Shiny.Maui.Shell v6 support for AI routing tools Learn More

Custom Provider

Overview

Shiny Speech uses a pluggable cloud provider architecture. You can implement your own STT and/or TTS providers by implementing the ISpeechToTextProvider and ITextToSpeechProvider interfaces from Shiny.Speech.Cloud.

Cloud providers replace the platform-native ISpeechToTextService / ITextToSpeechService registrations while still relying on platform-native audio capture (IAudioSource) and playback (IAudioPlayer).
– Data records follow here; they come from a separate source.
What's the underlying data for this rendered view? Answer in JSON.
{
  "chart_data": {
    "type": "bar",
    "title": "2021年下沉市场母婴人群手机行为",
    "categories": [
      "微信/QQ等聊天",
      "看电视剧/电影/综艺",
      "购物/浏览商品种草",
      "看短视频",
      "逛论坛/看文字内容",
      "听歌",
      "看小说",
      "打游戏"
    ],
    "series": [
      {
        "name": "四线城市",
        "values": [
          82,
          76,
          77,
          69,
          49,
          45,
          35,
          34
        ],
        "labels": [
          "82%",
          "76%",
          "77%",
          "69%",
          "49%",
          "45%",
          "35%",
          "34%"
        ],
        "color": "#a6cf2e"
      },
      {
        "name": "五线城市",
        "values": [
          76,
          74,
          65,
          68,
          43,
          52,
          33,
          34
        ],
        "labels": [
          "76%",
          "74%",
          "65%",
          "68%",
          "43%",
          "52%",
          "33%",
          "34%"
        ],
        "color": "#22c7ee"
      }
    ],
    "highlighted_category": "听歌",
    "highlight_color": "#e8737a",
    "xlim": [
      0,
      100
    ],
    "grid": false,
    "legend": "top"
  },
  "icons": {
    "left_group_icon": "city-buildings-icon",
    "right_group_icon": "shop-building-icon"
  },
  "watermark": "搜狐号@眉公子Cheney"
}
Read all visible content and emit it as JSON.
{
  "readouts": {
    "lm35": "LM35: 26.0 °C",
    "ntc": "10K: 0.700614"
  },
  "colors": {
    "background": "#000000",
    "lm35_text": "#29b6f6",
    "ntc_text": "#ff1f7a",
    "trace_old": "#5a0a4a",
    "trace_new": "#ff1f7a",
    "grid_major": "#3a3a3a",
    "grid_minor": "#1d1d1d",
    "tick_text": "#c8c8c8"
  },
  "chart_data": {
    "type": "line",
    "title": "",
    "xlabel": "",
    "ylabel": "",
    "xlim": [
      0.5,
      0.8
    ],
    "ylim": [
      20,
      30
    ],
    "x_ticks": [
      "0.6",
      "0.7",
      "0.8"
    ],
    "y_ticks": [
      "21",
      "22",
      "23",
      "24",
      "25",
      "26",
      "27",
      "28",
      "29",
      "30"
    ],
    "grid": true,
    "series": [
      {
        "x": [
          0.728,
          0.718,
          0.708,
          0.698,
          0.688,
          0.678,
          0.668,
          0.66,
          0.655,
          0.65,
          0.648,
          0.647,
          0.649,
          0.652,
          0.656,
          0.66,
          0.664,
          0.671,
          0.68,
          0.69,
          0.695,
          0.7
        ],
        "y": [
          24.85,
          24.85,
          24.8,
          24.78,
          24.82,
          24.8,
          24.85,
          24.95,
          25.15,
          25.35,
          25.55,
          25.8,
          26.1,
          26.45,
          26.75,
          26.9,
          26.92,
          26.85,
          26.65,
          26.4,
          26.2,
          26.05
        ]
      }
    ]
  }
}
Custom Speech-to-Text Provider

Implement ISpeechToTextProvider to receive raw PCM audio (16kHz, 16-bit, mono) and yield recognition results:

using Shiny.Speech;
using Shiny.Speech.Cloud;

public class MyCloudSttProvider : ISpeechToTextProvider
{
    public async IAsyncEnumerable<SpeechRecognitionResult> RecognizeAsync(
        Stream audioStream,
        SpeechRecognitionOptions? options = null,
        [EnumeratorCancellation] CancellationToken cancellationToken = default)
    {
        // Read PCM audio from audioStream
        // Send to your cloud API
        // Yield results as they arrive
        yield return new SpeechRecognitionResult(
            "recognized text",
            IsFinal: true,
            Confidence: 0.95f
        );
    }
}

builder.Services.AddAudioSource();   // Platform-native microphone capture (required)
builder.Services.AddCloudSpeechToText<MyCloudSttProvider>();

Custom Text-to-Speech Provider

Implement ITextToSpeechProvider to synthesize text into an audio stream:

using Shiny.Speech;
using Shiny.Speech.Cloud;

public class MyCloudTtsProvider : ITextToSpeechProvider
{
    public async Task<IReadOnlyList<VoiceInfo>> GetVoicesAsync(
        CultureInfo? culture = null,
        CancellationToken cancellationToken = default)
    {
        // Return available voices from your cloud provider
        return new[]
        {
            new VoiceInfo("voice-1", "Default Voice", CultureInfo.GetCultureInfo("en-US"))
        };
    }

    public async Task<Stream> SynthesizeAsync(
        string text,
        TextToSpeechOptions? options = null,
        CancellationToken cancellationToken = default)
    {
        // Send text to your cloud API
        // Return the audio stream (MP3 format)
        return audioStream;
    }
}

builder.Services.AddAudioPlayer();   // Platform-native audio playback (required)
builder.Services.AddCloudTextToSpeech<MyCloudTtsProvider>();

Provider Interfaces

ISpeechToTextProvider

public interface ISpeechToTextProvider
{
    IAsyncEnumerable<SpeechRecognitionResult> RecognizeAsync(
        Stream audioStream,
        SpeechRecognitionOptions? options = null,
        CancellationToken cancellationToken = default
    );
}

ITextToSpeechProvider

public interface ITextToSpeechProvider
{
    Task<IReadOnlyList<VoiceInfo>> GetVoicesAsync(
        CultureInfo? culture = null,
        CancellationToken cancellationToken = default
    );

    Task<Stream> SynthesizeAsync(
        string text,
        TextToSpeechOptions? options = null,
        CancellationToken cancellationToken = default
    );
}

How It Works

When you register a cloud provider, Shiny Speech creates a bridge class (CloudSpeechToText or CloudTextToSpeech) that:

Captures audio from IAudioSource (for STT) or receives synthesized audio (for TTS)
Delegates recognition/synthesis to your provider implementation
Exposes the standard ISpeechToTextService / ITextToSpeechService interface

This means your app code doesn’t change — you can swap between platform-native, Azure, ElevenLabs, or your own provider by changing only the DI registration.